Quatre acteurs se partagent ce texte radical et provocateur, en forme d’oratorio, donnant alternativement la parole aux migrants et aux habitants de ces terres d”accueil. Un chœur de quinze hommes et  femmes qui dansent,  et l’onirisme des images vidéo de Frederik Jassogne sont censés contrebalancer la violence des mots. Mais… difficile de lire l’abondante littérature qui s’affiche sur les écrans de surtitrage et de suivre en même temps les évolutions des danseurs, surtout dans la première partie, le voyage en bateau, où les corps, dans le clair-obscur du plateau, se glissent sous des planches instables.

 «Le bateau est comme une pelote d’épingles, l’eau est plus épaisse que le verre » dit un récitant, dont le visage s’affiche en gros plan en fond de scène, en même temps que celui des autres acteurs. L’arrivée en  « terre promise ”, deuxième partie de ce chemin de croix, se manifeste par l’irruption d’une dizaines d’écrans, sur une musique électro-pop, dans une  climat de boîte de nuit violemment éclairée.

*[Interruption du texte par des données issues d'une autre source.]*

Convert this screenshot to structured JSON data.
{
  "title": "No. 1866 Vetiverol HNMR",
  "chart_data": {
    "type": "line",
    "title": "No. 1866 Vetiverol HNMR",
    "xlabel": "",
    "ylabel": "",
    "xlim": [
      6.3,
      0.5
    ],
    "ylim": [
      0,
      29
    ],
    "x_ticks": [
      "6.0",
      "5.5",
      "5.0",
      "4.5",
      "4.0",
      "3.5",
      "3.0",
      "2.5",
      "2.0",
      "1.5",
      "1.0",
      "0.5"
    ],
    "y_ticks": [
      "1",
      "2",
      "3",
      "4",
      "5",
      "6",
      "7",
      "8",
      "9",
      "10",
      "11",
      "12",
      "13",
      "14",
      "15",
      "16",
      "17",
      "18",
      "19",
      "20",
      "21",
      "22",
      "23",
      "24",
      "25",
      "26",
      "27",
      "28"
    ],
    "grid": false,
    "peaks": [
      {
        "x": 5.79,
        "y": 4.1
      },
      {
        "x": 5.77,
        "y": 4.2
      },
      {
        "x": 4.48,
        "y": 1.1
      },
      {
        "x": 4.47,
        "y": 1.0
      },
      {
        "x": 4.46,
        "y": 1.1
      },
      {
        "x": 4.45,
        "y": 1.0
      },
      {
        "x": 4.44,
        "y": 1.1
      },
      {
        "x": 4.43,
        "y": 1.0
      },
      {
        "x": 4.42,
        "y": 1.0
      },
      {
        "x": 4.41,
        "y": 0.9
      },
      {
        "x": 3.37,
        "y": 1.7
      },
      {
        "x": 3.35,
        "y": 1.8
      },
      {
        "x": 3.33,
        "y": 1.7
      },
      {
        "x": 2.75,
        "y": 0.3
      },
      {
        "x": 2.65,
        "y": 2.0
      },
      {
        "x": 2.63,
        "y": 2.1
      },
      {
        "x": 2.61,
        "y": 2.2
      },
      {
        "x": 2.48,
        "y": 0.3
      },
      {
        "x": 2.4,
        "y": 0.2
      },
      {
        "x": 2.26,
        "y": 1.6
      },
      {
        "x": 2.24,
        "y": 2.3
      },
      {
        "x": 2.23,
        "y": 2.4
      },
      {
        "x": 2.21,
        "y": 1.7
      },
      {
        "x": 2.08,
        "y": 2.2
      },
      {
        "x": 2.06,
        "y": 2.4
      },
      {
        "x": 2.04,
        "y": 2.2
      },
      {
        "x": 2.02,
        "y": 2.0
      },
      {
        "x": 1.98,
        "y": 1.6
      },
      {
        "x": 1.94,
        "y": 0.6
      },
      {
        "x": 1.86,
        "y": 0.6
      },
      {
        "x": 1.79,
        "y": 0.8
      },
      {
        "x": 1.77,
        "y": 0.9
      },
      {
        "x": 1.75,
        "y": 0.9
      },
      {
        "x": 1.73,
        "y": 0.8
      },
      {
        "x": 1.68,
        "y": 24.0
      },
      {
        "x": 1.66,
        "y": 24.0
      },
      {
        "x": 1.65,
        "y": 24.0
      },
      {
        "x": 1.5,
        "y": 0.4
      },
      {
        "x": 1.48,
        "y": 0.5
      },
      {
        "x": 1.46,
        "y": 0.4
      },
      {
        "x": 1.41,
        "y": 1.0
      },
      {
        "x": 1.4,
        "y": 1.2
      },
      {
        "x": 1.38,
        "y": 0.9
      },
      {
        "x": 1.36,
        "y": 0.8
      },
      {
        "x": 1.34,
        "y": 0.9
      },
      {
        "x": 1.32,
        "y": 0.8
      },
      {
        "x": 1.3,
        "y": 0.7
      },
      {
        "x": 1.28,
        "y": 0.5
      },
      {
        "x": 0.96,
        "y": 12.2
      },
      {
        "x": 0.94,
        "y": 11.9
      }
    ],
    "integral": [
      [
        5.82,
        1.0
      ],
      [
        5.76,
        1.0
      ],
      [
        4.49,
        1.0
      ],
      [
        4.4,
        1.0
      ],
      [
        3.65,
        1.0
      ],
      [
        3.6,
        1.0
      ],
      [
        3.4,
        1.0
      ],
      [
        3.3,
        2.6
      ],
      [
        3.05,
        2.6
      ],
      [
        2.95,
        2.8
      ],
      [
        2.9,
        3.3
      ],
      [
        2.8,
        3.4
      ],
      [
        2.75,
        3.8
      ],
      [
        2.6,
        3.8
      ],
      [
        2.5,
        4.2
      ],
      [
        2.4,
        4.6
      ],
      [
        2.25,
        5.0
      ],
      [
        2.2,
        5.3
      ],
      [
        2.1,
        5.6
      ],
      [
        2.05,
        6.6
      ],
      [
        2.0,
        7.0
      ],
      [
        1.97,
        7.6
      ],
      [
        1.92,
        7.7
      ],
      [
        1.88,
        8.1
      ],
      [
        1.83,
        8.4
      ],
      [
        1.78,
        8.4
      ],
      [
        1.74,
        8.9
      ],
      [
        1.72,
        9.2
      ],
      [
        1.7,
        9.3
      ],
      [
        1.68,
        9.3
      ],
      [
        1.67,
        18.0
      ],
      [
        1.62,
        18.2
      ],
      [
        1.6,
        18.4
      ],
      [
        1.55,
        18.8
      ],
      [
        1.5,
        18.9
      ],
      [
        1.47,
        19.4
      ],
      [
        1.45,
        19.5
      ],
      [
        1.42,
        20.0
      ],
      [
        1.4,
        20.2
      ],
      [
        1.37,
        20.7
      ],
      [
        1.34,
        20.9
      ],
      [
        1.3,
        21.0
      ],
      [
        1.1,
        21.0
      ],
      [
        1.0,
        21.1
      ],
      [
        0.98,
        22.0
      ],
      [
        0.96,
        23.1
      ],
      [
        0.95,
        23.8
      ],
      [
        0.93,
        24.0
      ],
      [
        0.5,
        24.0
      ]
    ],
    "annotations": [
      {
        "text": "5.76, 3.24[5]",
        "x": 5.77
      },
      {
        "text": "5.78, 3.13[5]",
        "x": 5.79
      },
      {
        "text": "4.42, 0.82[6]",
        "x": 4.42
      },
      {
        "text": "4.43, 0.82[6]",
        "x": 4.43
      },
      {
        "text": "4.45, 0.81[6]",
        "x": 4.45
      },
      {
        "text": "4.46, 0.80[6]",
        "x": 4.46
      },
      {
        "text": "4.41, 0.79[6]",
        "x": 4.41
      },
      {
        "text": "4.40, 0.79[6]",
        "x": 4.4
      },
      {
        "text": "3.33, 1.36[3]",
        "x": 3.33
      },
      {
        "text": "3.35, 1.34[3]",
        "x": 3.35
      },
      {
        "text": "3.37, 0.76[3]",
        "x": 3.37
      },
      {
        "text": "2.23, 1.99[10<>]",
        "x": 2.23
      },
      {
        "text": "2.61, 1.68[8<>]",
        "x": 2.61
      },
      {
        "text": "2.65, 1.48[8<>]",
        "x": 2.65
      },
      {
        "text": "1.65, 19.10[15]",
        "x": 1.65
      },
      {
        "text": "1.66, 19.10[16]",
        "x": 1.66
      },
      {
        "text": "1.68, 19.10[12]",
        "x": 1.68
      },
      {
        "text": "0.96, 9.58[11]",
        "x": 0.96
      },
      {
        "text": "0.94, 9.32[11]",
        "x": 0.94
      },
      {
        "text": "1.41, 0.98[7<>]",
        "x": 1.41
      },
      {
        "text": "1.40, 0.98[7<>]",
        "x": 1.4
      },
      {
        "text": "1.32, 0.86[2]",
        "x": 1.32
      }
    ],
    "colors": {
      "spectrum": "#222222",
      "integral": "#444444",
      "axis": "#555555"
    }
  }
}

Ces montages de photos et d’extraits de films d’actualité projetés se superposent  , tandis que le texte d’Elfriede Jelinek évoque la «conquête du monde par l’image » qui tirent des larmes de compassion, comme « La photo de l’enfant sur la plage qui a fait le tour du monde entier ». Mais, bientôt, vient l’intolérance : « l’odeur est insupportable (…) C’est inconcevable (…) Ces gens ont dépassé les bornes …» tandis que le chœur chante : «Laissez-venir à moi les petits enfants. »

 Troisième temps du spectacle, les acteurs mêlés aux danseurs, sont confinés dans un lieu d’attente, derrière de hauts murs. Une église ?  «Nous sommes en vie, l’essentiel, c’est ça, disent-ils. » Mais où iront-ils? Leur patience est à bout : «Nous supplions dans une langue que nous ne parlons pas » et, de son côté, la population du cru fait entendre son mécontentement : « Fuyard étranger, quelqu’un comme ça ne peut être ici ! » « Nous sommes venus mais nous ne sommes pas du tout accueillis, constatent les migrants »…

 Illustrer par la danse, ce beau texte nécessaire, touffu et puissant, relevait de la gageure… et Guy Cassiers et la chorégraphe  ne parviennent pas à nous convaincre. Une surabondance de signes et  surtitres perturbe la réception, et les danseurs restent souvent au second plan. Ici, les médias sonores et visuels redondants ont du mal à cohabiter sur le plateau. Malgré de belles images et un texte important, l’ensemble a du mal à passer la rampe. Dommage car ce projet généreux révèle avec pertinence notre incapacité à envisager une question qui nous concerne pourtant violemment. 

 Mireille Davidovici

 

Parc des expositions, Avignon sud, jusqu’au 24 juillet. (Navette payante gare routière d’Avignon centre).

Les 20 et 21 septembre, Stadsschouwburg Amsterdam

Et du 5 au 7 octobre, Centre dramatique national d’Orléans Centre-Val de Loire.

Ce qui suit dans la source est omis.